1959, Santiago de Chile, Chile
"Fernando Alday’s paintings emanate colour, texture and balance but also portray the transience of the materials he reverently revives. His passion for simple materials, as well as knowledge of paper and its characteristics constitute the intrigue and leitmotiv of his work that, guided by the canvas and its elements, explores diverse iconography. The paper beats with new life, like an organic material reborn. The artist breathes a second life into objects destined to turn to dust, some of which date back to the 17th century: letters, manuscripts...The historical context of everything Alday finds and rescues disappears when a new set of rules and parameters are applied, remerging as an eye, leg, petal, window or stain. Here is where skilled layering comes into play, alongside virtuous transparencies, superimposed planes and floating objects, where a scribbled signature evolves into a vanishing point.

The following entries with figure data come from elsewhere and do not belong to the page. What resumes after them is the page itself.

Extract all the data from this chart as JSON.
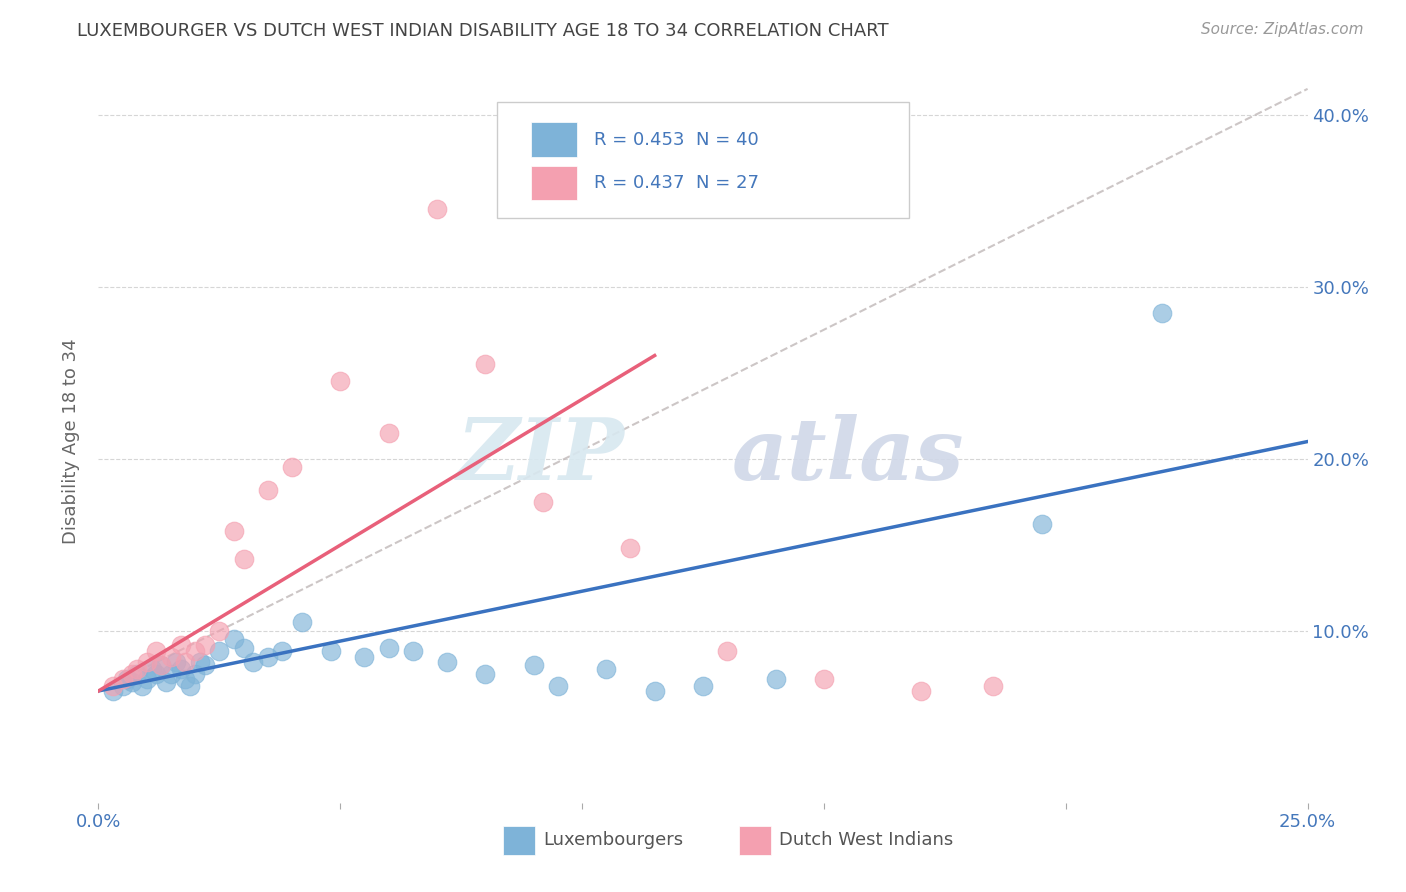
{
  "title": "LUXEMBOURGER VS DUTCH WEST INDIAN DISABILITY AGE 18 TO 34 CORRELATION CHART",
  "source": "Source: ZipAtlas.com",
  "ylabel": "Disability Age 18 to 34",
  "xlim": [
    0.0,
    0.25
  ],
  "ylim": [
    0.0,
    0.42
  ],
  "blue_color": "#7EB3D8",
  "pink_color": "#F4A0B0",
  "blue_line_color": "#3A72C0",
  "pink_line_color": "#E8607A",
  "dashed_line_color": "#C0B8B8",
  "legend_label_blue": "Luxembourgers",
  "legend_label_pink": "Dutch West Indians",
  "text_color": "#4477BB",
  "title_color": "#444444",
  "blue_scatter_x": [
    0.003,
    0.005,
    0.006,
    0.007,
    0.008,
    0.009,
    0.01,
    0.011,
    0.012,
    0.013,
    0.014,
    0.015,
    0.016,
    0.017,
    0.018,
    0.019,
    0.02,
    0.021,
    0.022,
    0.025,
    0.028,
    0.03,
    0.032,
    0.035,
    0.038,
    0.042,
    0.048,
    0.055,
    0.06,
    0.065,
    0.072,
    0.08,
    0.09,
    0.095,
    0.105,
    0.115,
    0.125,
    0.14,
    0.195,
    0.22
  ],
  "blue_scatter_y": [
    0.065,
    0.068,
    0.072,
    0.07,
    0.075,
    0.068,
    0.072,
    0.078,
    0.075,
    0.08,
    0.07,
    0.075,
    0.082,
    0.078,
    0.072,
    0.068,
    0.075,
    0.082,
    0.08,
    0.088,
    0.095,
    0.09,
    0.082,
    0.085,
    0.088,
    0.105,
    0.088,
    0.085,
    0.09,
    0.088,
    0.082,
    0.075,
    0.08,
    0.068,
    0.078,
    0.065,
    0.068,
    0.072,
    0.162,
    0.285
  ],
  "pink_scatter_x": [
    0.003,
    0.005,
    0.007,
    0.008,
    0.01,
    0.012,
    0.013,
    0.015,
    0.017,
    0.018,
    0.02,
    0.022,
    0.025,
    0.028,
    0.03,
    0.035,
    0.04,
    0.05,
    0.06,
    0.07,
    0.08,
    0.092,
    0.11,
    0.13,
    0.15,
    0.17,
    0.185
  ],
  "pink_scatter_y": [
    0.068,
    0.072,
    0.075,
    0.078,
    0.082,
    0.088,
    0.08,
    0.085,
    0.092,
    0.082,
    0.088,
    0.092,
    0.1,
    0.158,
    0.142,
    0.182,
    0.195,
    0.245,
    0.215,
    0.345,
    0.255,
    0.175,
    0.148,
    0.088,
    0.072,
    0.065,
    0.068
  ],
  "blue_line_x1": 0.0,
  "blue_line_y1": 0.065,
  "blue_line_x2": 0.25,
  "blue_line_y2": 0.21,
  "pink_line_x1": 0.0,
  "pink_line_y1": 0.065,
  "pink_line_x2": 0.115,
  "pink_line_y2": 0.26,
  "dash_line_x1": 0.0,
  "dash_line_y1": 0.065,
  "dash_line_x2": 0.25,
  "dash_line_y2": 0.415
}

This paper, which has endured the passage of time, life’s cycle, a testament to its essence, transience and fragility, is reborn and revived having undergone a fundamental change. This is the work of a Creator, who rarely knows what a blank canvas holds in store, and who derives all significance from paper. He is only aware of the fragility of his materials and even states that the subject matter chooses him, that the mystery of creation isn’t even revealed until the work is almost complete, work borne of elements which, in other circumstances, would have been lost to time.
Stylised characters emerge: a dog, mule, bull, chair, landscape. There is a nod to art history, an element of primitive art, an affinity with Pre-Columbian iconography, but also Klee and Goya. The artist takes both the classic and the modern and makes them his own. Alday moulds his life experience and pours it into his work. He uses a variety of frames and pays careful attention to proportions and composition, but above all colour, applying an almost imperceptible technique that is spontaneously integrated in his mind’s eye. A technique that has taken him to the Hubert Gallery in New York, the Flora Jansem Gallery in Paris, as well as Villa del Arte Galleries in Barcelona and high profile art fairs in New York, Paris, Brussels, Singapore, London, Miami, Chicago, Toronto, Milan, Rome and Barcelona.
Sensitivity, ingenuity and chromatic virtuosity are characteristics common to paintings that rely on paper and ink, where simplicity is a virtue and a stain derived of cellulose and pigment depicts avenues with the same potency as a lost gesture."
Pablo Meléndez-Haddad (journalist and historian)
Fernando Alday about his work: “From an early age, I was known as the “searcher”. I was attracted to the spiritual side of life, its abstract qualities. My father, a dentist and antique dealer, had a collection of manuscripts, including work by the accursed poet Arthur Rimbaud, which had a profound and lasting influence on me. At five years of age I became interested in calligraphy. Fascinated by sepia ink, I started my small collection. I grew up surrounded by books and liked to sit in front of the shelf arranging them by colour. Brushing off the dust, I would spend hours absorbed in their texture and content. The history of art is an influential source of inspiration for my work. Old paper and medieval ink are fundamental to my paintings. The process begins with the almost archaeological search for paper, colour and textures. I am passionate about paper and its use as a material to depict the passing of time and convey the ever present and fleeting nature of life’s cycle.”